Flash floods batter Devon and Cornwall, southwest England

Flash floods batter Devon and Cornwall, southwest England

Heavy rain and gale-force winds battered the Devon and Cornwall counties in southwestern England on December 18, 2019, knocking down trees and sparking floods that led to road closures.

Several vehicles have become stranded on the A303 in Newcott, Devon. The eastbound carriageway was completely closed as a result.

The A3083 in Cury Cross Lanes, Cornwall was also closed in both directions due to a fallen tree. Heavy traffic was reported on the A30 due to surface water near the Jamaica Inn.

In a similar manner, the A381 was blocked in both directions after another tree fell across the road.

In Plymouth, surface water on the A38 at The Parkway caused problems for drivers. The traffic eventually improved and earlier tailbacks were dispersed.

Adding to the list of closed roads was he B3344 Le Molay-Littry Way in Chudleigh Knighton. Reports said there was a collision, from Red House Close to Bradley Road. 

Elsewhere in Devon, the A386 at Landcross was said to be passable but debris on the road and flooding made travel difficult. There was also flooding on the B3215 North Tawton, so authorities warned motorists to approach with care.

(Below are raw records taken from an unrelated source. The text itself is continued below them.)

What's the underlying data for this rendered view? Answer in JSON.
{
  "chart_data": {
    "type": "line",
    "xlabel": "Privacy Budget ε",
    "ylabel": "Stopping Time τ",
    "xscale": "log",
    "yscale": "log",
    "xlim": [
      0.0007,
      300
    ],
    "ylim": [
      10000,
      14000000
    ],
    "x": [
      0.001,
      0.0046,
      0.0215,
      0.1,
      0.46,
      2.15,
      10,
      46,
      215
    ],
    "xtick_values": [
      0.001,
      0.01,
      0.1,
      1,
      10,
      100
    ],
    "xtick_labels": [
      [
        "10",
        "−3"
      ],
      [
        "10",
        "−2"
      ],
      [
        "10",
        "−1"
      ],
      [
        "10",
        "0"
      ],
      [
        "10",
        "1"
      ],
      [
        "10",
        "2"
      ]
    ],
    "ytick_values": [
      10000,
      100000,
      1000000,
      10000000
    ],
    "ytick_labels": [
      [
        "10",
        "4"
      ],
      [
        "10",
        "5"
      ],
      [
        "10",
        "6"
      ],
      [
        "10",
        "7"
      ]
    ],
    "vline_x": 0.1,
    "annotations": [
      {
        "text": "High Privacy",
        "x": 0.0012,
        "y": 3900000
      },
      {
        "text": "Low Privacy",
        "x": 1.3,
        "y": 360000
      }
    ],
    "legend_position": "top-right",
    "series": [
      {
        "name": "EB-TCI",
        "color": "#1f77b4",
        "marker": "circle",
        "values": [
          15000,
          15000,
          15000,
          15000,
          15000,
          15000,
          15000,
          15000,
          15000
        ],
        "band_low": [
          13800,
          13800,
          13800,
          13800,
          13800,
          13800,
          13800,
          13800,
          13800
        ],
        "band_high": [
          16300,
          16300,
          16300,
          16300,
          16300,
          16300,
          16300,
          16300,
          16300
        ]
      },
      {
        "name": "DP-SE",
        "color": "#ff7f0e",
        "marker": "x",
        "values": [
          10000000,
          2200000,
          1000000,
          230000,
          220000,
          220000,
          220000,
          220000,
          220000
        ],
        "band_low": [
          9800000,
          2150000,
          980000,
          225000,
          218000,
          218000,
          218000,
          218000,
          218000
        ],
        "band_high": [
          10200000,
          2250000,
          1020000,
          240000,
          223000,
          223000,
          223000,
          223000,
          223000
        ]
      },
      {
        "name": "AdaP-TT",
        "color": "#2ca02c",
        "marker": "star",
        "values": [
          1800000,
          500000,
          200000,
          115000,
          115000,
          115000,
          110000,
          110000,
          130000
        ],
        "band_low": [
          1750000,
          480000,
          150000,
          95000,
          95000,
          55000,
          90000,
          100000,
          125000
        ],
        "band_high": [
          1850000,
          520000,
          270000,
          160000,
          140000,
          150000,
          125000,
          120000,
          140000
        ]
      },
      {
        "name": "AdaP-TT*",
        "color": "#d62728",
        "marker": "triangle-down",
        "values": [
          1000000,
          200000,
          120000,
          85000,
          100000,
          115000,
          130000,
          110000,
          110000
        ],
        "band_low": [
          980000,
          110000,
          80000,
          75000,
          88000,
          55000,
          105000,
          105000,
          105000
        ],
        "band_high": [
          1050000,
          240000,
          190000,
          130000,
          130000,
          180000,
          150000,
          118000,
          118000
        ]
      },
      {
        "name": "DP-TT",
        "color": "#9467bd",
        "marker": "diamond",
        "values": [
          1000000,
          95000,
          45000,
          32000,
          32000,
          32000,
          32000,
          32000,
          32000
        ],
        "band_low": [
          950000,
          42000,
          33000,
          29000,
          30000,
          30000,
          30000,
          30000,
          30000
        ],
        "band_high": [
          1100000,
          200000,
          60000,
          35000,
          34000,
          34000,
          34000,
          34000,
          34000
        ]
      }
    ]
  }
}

On December 19,  Devon and Cornwall Police have declared a major incident as flash flooding left Hayle submerged.

The A30 Hayle bypass was left closed due to the volume of water, while a part of the town center was blocked too. Although the road has reopened eventually, slow traffic was reported in the area.

Cornwall Council has confirmed that around 50 properties have been affected by the flooding in the area.

The Met Office issued dozens of flood warnings and alerts across Devon and Cornwall. Yellow warnings are in place from Thursday, December 19, through Sunday, December 22.

A yellow warning indicates "heavy rain leading to flooding and travel disruption in places."

The agency, however, did not name the storm that was causing the floods.

"The naming of storms using a single authoritative system should aid the communication of approaching severe weather through media partners and other government agencies," Met Office stated. "In this way, the public will be better placed to keep themselves, their property and businesses safe." 

"The criteria we use for naming storms is based on our National Severe Weather Warnings service. This is based on a combination of both the impact the weather may have, and the likelihood of those impacts occurring."

"A storm will be named when it has the potential to cause an amber or red warning," Met Office added.